Il mea culpa della sinistra mondiale: «Rivediamo il pensiero progressista»

Domani a Londra il lancio di Euston Manifesto: «Basta con i pregiudizi sugli ebrei e l’anti-americanismo»

Gaia Cesare

Basta con l’antiamericanismo. Basta con il metodo «due pesi e due misure», in base al quale si considerano gravissime le violazioni dei diritti umani compiute nei Paesi democratici e si tace su quelle molti più gravi commesse altrove. Stop a quel pensiero che giudica l’11 settembre un risultato «meritato o prevedibile». E poi ancora basta ignorare l’antisemitismo e nascondere i pregiudizi contro gli ebrei dietro la formula dell’antisionismo.
È racchiuso in quindici punti il manifesto politico elaborato da un gruppo di intellettuali della sinistra britannica, il cui obiettivo è «ridefinire il pensiero progressista», lanciandosi in una critica della sinistra da sinistra. Si chiama “Euston Manifesto”, perché proprio in un pub nei pressi della fermata della metropolitana londinese, Euston Station, si ritrovarono un anno fa l’editorialista dell’Observer, Nick Cohen, il professore dell’Università di Manchester, Norman Geras e vari altri intellettuali inglesi. Da quegli incontri (partiti all’indomani della rielezione di Blair, il 5 maggio 2005) è nato un testo che ha già cominciato a circolare in Rete (eustonmanifesto.org), garantendosi centinaia di adesioni internazionali e consensi fra gli intellettuali e i bloggers di tutto il mondo, ma che domani sarà lanciato ufficialmente alla stampa internazionale, nella capitale inglese.
«Siamo democratici e progressisti e proponiamo un nuovo riallineamento politico», scrivono i protagonisti. «Intendiamo ridefinire il pensiero progressista distinguendo nettamente tra la sinistra rimasta fedele ai propri valori più autentici e quella che invece si è ultimamente mostrata troppo arrendevole nel difendere quei valori». In che modo raggiungere l’obiettivo? Rifiutando «senza eccezioni l’antiamericanismo che oggi avvelena tanta parte del pensiero di sinistra» e che «non giustifica pregiudizi generalizzati» contro gli Stati Uniti e i suoi abitanti. Ammettendo inoltre che «il terrorismo è una minaccia da combattere, senza scusanti», rifiutando «di pensare che non possano esservi aperture verso idee e persone a destra», condannando «chiaramente e severamente la sinistra che si allea a forze antidemocratiche».
A metà fra un «mea culpa» e un piano d’intenti politici, il documento fa chiari riferimenti al caso iracheno e al crollo del regime di Saddam, trasformatosi per una fetta della sinistra in un tranello in cui molti sono caduti «rinnegando tutti i valori democratici che affermano di voler difendere». «Riconosciamo le profonde ma comprensibili diversità di opinioni sull’opportunità di quell’intervento (...), siamo tuttavia uniti nel giudicare il regime baathista come reazionario, fascista e assassino e dichiariamo che la sua caduta è stata una liberazione per il popolo iracheno», scrivono gli intellettuali inglesi.

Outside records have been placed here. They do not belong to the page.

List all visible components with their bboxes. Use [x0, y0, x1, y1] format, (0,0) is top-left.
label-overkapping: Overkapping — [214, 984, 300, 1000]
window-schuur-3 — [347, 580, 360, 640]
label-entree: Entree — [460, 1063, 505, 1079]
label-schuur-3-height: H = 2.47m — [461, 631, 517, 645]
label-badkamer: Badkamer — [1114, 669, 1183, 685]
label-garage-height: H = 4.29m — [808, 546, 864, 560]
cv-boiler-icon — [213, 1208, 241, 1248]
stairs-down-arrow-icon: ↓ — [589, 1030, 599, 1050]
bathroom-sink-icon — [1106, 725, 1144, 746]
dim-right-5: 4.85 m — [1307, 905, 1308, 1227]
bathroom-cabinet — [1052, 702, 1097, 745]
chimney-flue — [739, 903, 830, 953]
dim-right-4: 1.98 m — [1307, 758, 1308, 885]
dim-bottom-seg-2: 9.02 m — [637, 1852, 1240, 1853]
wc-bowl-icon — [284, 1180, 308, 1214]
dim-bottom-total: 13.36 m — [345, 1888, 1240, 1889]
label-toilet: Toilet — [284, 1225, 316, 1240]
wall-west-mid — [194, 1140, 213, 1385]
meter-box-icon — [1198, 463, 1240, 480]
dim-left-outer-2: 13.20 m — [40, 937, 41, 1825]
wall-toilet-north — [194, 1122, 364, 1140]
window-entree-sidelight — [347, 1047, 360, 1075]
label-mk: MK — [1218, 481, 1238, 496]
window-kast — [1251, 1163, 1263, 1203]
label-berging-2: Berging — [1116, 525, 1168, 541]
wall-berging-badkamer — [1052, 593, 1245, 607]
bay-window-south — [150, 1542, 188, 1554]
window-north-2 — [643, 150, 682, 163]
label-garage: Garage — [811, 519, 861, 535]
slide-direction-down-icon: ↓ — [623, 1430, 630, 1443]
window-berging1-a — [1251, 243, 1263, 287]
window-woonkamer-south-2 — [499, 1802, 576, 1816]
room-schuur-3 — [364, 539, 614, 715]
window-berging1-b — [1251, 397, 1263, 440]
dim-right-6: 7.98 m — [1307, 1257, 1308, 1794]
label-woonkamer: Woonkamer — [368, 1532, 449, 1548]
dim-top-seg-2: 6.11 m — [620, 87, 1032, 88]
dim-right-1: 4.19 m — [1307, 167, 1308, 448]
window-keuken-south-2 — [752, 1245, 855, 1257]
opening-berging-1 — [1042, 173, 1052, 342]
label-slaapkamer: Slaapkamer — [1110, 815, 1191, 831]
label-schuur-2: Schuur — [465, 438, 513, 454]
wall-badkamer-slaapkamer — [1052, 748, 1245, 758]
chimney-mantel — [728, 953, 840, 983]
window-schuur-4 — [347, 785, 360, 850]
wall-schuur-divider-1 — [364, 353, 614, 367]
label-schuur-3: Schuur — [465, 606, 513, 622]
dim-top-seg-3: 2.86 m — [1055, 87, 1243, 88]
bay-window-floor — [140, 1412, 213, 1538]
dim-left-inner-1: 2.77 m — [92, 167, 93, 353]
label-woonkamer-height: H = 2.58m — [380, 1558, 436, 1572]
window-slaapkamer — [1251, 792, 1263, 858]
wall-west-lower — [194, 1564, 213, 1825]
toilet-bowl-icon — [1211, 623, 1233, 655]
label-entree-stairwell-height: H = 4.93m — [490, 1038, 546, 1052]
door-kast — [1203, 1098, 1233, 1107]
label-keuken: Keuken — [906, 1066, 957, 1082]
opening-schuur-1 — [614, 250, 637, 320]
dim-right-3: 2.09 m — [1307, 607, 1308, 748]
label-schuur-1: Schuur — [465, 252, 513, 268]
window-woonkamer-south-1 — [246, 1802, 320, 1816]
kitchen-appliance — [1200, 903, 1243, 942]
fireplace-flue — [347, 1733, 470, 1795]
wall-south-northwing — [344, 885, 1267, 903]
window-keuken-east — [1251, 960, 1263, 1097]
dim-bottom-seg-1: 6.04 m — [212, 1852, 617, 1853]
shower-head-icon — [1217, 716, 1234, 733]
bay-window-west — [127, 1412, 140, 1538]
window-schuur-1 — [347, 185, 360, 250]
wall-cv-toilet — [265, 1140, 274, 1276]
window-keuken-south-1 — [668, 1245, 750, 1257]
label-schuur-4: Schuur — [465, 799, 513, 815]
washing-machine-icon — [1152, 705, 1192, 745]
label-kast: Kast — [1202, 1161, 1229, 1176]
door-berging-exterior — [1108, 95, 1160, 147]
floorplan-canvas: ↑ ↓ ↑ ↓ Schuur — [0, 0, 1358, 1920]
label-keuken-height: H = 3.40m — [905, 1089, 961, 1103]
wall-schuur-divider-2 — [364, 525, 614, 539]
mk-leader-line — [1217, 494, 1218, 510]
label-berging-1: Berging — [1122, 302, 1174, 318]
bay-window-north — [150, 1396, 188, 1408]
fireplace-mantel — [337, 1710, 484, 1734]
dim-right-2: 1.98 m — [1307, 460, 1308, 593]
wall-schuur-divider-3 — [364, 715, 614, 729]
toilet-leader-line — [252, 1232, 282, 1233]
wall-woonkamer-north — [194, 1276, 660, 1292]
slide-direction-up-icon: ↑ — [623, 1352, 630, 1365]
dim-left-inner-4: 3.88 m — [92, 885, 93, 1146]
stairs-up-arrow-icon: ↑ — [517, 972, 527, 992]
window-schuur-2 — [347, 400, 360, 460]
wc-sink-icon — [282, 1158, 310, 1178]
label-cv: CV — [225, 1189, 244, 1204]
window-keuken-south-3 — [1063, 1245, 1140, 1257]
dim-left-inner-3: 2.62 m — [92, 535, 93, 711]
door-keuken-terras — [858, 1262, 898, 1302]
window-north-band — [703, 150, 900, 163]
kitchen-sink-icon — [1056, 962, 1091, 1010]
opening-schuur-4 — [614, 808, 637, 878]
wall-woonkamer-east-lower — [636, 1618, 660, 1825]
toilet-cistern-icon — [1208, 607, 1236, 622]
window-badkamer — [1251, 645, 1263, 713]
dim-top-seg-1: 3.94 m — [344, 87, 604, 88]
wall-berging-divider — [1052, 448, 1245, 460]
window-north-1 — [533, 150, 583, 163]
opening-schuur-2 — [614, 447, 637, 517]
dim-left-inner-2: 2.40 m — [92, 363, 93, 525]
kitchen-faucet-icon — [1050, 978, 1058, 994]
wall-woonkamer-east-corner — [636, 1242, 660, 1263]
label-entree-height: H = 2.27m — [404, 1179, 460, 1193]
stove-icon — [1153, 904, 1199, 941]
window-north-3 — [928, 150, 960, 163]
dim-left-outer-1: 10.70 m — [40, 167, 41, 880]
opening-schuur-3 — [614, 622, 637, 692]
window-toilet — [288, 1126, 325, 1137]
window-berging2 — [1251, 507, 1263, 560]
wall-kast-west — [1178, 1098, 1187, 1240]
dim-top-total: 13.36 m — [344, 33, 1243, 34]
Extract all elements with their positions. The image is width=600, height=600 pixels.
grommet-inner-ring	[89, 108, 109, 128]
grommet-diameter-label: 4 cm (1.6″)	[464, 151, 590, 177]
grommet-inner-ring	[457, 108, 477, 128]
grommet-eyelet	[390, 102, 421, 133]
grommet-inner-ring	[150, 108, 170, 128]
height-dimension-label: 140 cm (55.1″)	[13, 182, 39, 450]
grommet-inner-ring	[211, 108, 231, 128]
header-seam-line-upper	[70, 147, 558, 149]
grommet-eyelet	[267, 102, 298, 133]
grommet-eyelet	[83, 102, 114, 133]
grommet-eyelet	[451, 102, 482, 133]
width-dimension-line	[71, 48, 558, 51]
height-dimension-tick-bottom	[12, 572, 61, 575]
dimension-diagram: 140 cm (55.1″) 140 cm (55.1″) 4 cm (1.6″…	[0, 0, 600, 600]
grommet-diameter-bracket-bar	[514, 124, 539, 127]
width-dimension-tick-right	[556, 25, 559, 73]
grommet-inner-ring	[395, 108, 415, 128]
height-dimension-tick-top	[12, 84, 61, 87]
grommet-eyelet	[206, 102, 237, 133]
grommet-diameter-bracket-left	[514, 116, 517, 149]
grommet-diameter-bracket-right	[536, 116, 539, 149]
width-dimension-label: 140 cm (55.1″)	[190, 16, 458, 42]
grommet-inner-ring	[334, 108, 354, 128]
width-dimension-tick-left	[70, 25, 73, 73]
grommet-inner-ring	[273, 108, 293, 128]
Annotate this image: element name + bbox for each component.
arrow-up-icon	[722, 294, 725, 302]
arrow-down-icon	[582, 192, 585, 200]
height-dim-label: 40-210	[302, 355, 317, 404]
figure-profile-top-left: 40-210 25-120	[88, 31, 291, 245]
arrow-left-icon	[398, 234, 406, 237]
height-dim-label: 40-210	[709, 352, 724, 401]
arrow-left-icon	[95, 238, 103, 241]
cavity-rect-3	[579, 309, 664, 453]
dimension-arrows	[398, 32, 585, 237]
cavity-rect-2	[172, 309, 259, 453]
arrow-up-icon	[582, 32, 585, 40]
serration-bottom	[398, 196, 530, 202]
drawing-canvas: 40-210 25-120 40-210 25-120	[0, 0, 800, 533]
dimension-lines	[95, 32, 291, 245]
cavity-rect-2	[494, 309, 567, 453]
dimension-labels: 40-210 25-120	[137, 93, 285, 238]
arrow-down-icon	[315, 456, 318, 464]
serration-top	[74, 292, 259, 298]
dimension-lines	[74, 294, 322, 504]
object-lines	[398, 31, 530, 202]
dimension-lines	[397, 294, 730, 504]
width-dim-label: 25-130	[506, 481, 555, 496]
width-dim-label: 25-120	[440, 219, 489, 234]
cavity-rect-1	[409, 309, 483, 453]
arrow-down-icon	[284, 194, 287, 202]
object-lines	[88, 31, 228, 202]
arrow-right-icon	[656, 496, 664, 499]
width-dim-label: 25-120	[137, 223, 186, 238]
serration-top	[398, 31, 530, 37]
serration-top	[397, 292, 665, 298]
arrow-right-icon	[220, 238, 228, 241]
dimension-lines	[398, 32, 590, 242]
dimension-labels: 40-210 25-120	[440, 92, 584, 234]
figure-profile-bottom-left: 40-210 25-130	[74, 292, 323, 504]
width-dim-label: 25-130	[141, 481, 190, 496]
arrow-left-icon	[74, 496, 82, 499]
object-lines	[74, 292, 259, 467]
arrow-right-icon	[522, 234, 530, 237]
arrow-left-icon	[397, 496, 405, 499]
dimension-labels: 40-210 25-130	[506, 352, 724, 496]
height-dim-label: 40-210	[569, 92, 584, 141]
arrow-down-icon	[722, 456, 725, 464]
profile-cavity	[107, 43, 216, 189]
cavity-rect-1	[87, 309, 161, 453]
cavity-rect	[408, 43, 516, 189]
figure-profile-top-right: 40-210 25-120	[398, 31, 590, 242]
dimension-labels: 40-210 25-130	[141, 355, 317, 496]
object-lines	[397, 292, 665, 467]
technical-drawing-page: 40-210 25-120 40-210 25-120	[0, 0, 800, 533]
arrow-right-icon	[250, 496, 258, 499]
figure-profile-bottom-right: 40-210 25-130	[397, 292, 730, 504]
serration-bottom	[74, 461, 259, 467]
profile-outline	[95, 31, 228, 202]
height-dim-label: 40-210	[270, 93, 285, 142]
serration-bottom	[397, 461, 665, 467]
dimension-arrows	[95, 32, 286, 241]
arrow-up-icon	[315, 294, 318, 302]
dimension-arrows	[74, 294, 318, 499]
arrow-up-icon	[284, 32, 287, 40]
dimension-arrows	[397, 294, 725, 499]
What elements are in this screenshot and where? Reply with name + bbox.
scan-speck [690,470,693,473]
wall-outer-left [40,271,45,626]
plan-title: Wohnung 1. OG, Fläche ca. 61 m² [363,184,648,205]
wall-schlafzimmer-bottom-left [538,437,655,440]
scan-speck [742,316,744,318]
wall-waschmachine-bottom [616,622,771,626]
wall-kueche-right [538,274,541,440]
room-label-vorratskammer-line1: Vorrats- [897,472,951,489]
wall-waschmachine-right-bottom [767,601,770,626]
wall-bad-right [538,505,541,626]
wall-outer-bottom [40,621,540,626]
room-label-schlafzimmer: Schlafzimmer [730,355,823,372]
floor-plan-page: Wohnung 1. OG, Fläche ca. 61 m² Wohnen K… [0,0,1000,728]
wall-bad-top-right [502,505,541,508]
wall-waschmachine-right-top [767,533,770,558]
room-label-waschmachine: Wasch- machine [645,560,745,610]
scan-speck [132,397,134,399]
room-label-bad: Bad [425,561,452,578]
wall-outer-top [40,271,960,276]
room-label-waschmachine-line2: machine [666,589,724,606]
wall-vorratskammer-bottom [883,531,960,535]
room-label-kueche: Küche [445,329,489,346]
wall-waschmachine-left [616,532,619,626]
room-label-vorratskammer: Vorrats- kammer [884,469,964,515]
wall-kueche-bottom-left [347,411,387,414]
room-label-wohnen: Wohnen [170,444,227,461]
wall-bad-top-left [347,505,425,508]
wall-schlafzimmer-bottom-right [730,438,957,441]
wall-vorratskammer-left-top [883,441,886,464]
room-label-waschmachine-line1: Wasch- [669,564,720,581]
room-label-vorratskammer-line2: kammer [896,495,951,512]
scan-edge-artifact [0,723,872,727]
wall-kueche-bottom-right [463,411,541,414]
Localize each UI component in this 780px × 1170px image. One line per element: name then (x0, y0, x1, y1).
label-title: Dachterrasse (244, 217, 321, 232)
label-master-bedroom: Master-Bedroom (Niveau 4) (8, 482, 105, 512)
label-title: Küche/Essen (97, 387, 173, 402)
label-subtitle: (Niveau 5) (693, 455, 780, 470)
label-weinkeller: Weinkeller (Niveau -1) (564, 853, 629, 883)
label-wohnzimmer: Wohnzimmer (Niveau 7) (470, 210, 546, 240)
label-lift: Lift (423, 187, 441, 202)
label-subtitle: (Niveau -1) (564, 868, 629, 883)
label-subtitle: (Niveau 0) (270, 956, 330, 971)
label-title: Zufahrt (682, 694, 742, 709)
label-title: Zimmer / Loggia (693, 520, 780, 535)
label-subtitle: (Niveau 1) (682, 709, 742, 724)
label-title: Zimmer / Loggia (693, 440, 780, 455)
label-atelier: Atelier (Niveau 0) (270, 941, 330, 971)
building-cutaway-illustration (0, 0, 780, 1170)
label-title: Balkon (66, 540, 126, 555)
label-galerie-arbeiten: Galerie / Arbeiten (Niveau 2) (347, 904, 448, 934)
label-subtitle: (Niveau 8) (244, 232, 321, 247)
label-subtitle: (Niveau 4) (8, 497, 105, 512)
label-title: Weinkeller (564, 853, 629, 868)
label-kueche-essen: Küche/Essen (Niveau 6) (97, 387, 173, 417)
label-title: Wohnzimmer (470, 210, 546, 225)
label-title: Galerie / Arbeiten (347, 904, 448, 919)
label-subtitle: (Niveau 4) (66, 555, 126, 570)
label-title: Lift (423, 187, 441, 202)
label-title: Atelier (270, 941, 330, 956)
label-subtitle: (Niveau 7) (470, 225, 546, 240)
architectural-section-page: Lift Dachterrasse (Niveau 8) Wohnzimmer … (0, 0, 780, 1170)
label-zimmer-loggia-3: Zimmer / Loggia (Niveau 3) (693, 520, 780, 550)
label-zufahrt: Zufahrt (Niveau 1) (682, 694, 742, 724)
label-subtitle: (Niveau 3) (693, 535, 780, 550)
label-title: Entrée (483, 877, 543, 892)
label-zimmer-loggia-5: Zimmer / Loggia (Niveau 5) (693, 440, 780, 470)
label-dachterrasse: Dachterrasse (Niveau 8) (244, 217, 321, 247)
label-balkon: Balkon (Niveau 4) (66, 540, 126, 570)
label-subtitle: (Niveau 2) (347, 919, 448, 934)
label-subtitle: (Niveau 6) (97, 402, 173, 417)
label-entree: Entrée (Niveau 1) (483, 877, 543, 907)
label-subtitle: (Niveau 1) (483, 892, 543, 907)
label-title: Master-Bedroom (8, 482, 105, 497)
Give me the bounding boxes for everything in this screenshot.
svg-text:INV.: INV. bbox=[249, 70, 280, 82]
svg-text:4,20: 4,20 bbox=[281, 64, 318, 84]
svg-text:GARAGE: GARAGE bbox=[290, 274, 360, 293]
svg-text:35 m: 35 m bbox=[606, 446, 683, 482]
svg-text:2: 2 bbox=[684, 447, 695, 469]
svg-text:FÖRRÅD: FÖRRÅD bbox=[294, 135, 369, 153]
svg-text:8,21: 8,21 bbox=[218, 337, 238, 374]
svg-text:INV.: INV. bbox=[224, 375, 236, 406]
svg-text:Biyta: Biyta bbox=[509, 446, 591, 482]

Come se non bastasse, il Manifesto sottolinea la pericolosità dell’antisionismo che serpeggia all’interno di «organizzazioni considerate di sinistra», «disposte a dar voce ad esponenti apertamente antisemiti o ad allearsi a gruppi antisemiti». Anche dall’Italia sono già arrivate le prime firme, fra cui quella di Antonio Polito, senatore della Margherita e del radicale Daniele Capezzone.